Full Book: Full Book Summary
Nick Carraway, a young man from Minnesota, moves to New York in the summer of 1922 to learn about the bond business. He rents a house in the West Egg district of Long Island, a wealthy but unfashionable area populated by the new rich, a group who have made their fortunes too recently to have established social connections and who are prone to garish displays of wealth. Nick’s next-door neighbor in West Egg is a mysterious man named Jay Gatsby, who lives in a gigantic Gothic mansion and throws extravagant parties every Saturday night.
Nick is unlike the other inhabitants of West Egg. He was educated at Yale and has social connections in East Egg, a fashionable area of Long Island home to the established upper class. One evening, Nick drives out to East Egg for dinner with his cousin, Daisy Buchanan, and her husband, Tom, who was a classmate of Nick’s at Yale. Daisy and Tom introduce Nick to Jordan Baker, a beautiful and cynical young woman. Nick and Jordan begin a romantic relationship. During this time, Nick also learns about Daisy and Tom’s marriage. Jordan tells him that Tom has a lover named Myrtle Wilson, who lives in the valley of ashes, a gray industrial dumping ground between West Egg and New York City. Not long after this revelation, Nick travels to New York City with Tom and Myrtle. At a vulgar and gaudy party in Tom’s apartment, Myrtle taunts Tom about Daisy, and Tom responds by breaking her nose.
As the summer progresses, Nick eventually receives an invitation to one of Gatsby’s legendary parties. At the party, he meets Jordan Baker again and also meets Gatsby himself. Gatsby is surprisingly young and affects an English accent. He has a remarkable smile and calls everyone “old sport.” Gatsby asks to speak to Jordan alone, and through her, Nick learns more about his mysterious neighbor. Gatsby tells Jordan that he knew Daisy in Louisville in 1917 and is deeply in love with her. He spends many nights staring at the green light at the end of her dock, across the bay from his mansion. Gatsby’s extravagant lifestyle and wild parties are simply an attempt to impress Daisy. Gatsby now wants Nick to arrange a reunion between himself and Daisy, but he is afraid that Daisy will refuse to see him if she knows that he still loves her. Nick invites Daisy to have tea at his house, without telling her that Gatsby will also be there. After an initially awkward reunion, Gatsby and Daisy reestablish their connection and begin an affair.
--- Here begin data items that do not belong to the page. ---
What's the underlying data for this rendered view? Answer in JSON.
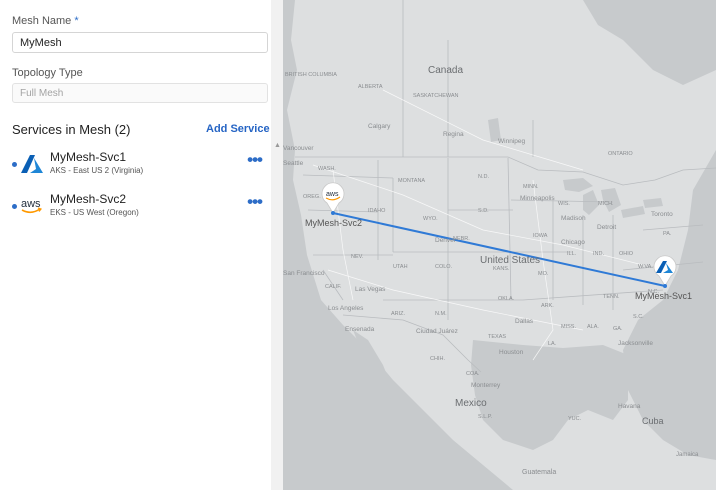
{
  "form": {
    "mesh_name_label": "Mesh Name",
    "required_marker": "*",
    "mesh_name_value": "MyMesh",
    "topology_label": "Topology Type",
    "topology_value": "Full Mesh"
  },
  "services": {
    "title": "Services in Mesh (2)",
    "add_label": "Add Service",
    "items": [
      {
        "name": "MyMesh-Svc1",
        "detail": "AKS - East US 2 (Virginia)",
        "logo": "azure-logo",
        "menu": "•••"
      },
      {
        "name": "MyMesh-Svc2",
        "detail": "EKS - US West (Oregon)",
        "logo": "aws-logo",
        "menu": "•••"
      }
    ]
  },
  "map": {
    "countries": {
      "canada": "Canada",
      "united_states": "United States",
      "mexico": "Mexico",
      "cuba": "Cuba",
      "guatemala": "Guatemala",
      "jamaica": "Jamaica"
    },
    "regions": {
      "british_columbia": "BRITISH COLUMBIA",
      "alberta": "ALBERTA",
      "saskatchewan": "SASKATCHEWAN",
      "ontario": "ONTARIO",
      "washington": "WASH.",
      "montana": "MONTANA",
      "nd": "N.D.",
      "minn": "MINN.",
      "oregon": "OREG.",
      "idaho": "IDAHO",
      "wyo": "WYO.",
      "sd": "S.D.",
      "wis": "WIS.",
      "mich": "MICH.",
      "nebr": "NEBR.",
      "iowa": "IOWA",
      "nev": "NEV.",
      "utah": "UTAH",
      "colo": "COLO.",
      "kans": "KANS.",
      "mo": "MO.",
      "ill": "ILL.",
      "ind": "IND.",
      "ohio": "OHIO",
      "pa": "PA.",
      "wva": "W.VA.",
      "calif": "CALIF.",
      "ariz": "ARIZ.",
      "nm": "N.M.",
      "okla": "OKLA.",
      "ark": "ARK.",
      "tenn": "TENN.",
      "nc": "N.C.",
      "sc": "S.C.",
      "texas": "TEXAS",
      "la": "LA.",
      "miss": "MISS.",
      "ala": "ALA.",
      "ga": "GA.",
      "chih": "CHIH.",
      "coa": "COA.",
      "slp": "S.L.P.",
      "yuc": "YUC."
    },
    "cities": {
      "calgary": "Calgary",
      "regina": "Regina",
      "winnipeg": "Winnipeg",
      "vancouver": "Vancouver",
      "seattle": "Seattle",
      "minneapolis": "Minneapolis",
      "toronto": "Toronto",
      "madison": "Madison",
      "detroit": "Detroit",
      "chicago": "Chicago",
      "denver": "Denver",
      "san_francisco": "San Francisco",
      "las_vegas": "Las Vegas",
      "los_angeles": "Los Angeles",
      "ensenada": "Ensenada",
      "ciudad_juarez": "Ciudad Juárez",
      "dallas": "Dallas",
      "houston": "Houston",
      "monterrey": "Monterrey",
      "jacksonville": "Jacksonville",
      "havana": "Havana"
    },
    "markers": [
      {
        "label": "MyMesh-Svc2",
        "logo": "aws-logo"
      },
      {
        "label": "MyMesh-Svc1",
        "logo": "azure-logo"
      }
    ],
    "connection_color": "#2f7ad6"
  },
  "colors": {
    "accent": "#2d6dc7",
    "link": "#2564c4",
    "map_land": "#dddfe0",
    "map_water": "#c7cacc",
    "connection": "#2f7ad6"
  }
}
After a short time, Tom becomes increasingly suspicious of his wife’s relationship with Gatsby. At a luncheon at the Buchanans’ house, Gatsby stares at Daisy with such undisguised passion that Tom realizes Gatsby is in love with her. Although Tom himself is involved in an extramarital affair, he is deeply outraged by the thought that his wife could be unfaithful to him. He forces the group to drive into New York City, where he confronts Gatsby in a suite at the Plaza Hotel. Tom asserts that he and Daisy have a history that Gatsby could never understand, and he announces to his wife that Gatsby is a criminal, making his fortune from bootlegging alcohol and other illegal activities. Daisy realizes that her allegiance is to Tom, and Tom contemptuously sends her back to East Egg with Gatsby, attempting to prove that Gatsby cannot hurt him.
When Nick, Jordan, and Tom drive through the valley of ashes, they discover that Gatsby’s car has struck and killed Myrtle, Tom’s lover. They rush back to Long Island, where Nick learns from Gatsby that Daisy was driving the car when it struck Myrtle, but Gatsby intends to take the blame. The next day, Tom tells Myrtle’s husband, George, that Gatsby was the driver of the car. George, who assumes that the driver of the car that killed Myrtle must have been her lover, finds Gatsby in the pool at his mansion and shoots him dead. He then fatally shoots himself.
Nick arranges a small funeral for Gatsby, ends his relationship with Jordan, and moves back to the Midwest to escape the disgust he feels for the people surrounding Gatsby’s life and for the emptiness and moral decay of life among the wealthy on the East Coast. Nick reflects that just as Gatsby’s dream of Daisy was corrupted by money and dishonesty, the American dream of happiness and individualism has disintegrated into the mere pursuit of wealth. Though Gatsby’s ability to turn his dreams into reality is what makes him “great,” Nick realizes that the era of dreaming, both Gatsby’s dream and the American dream, is over.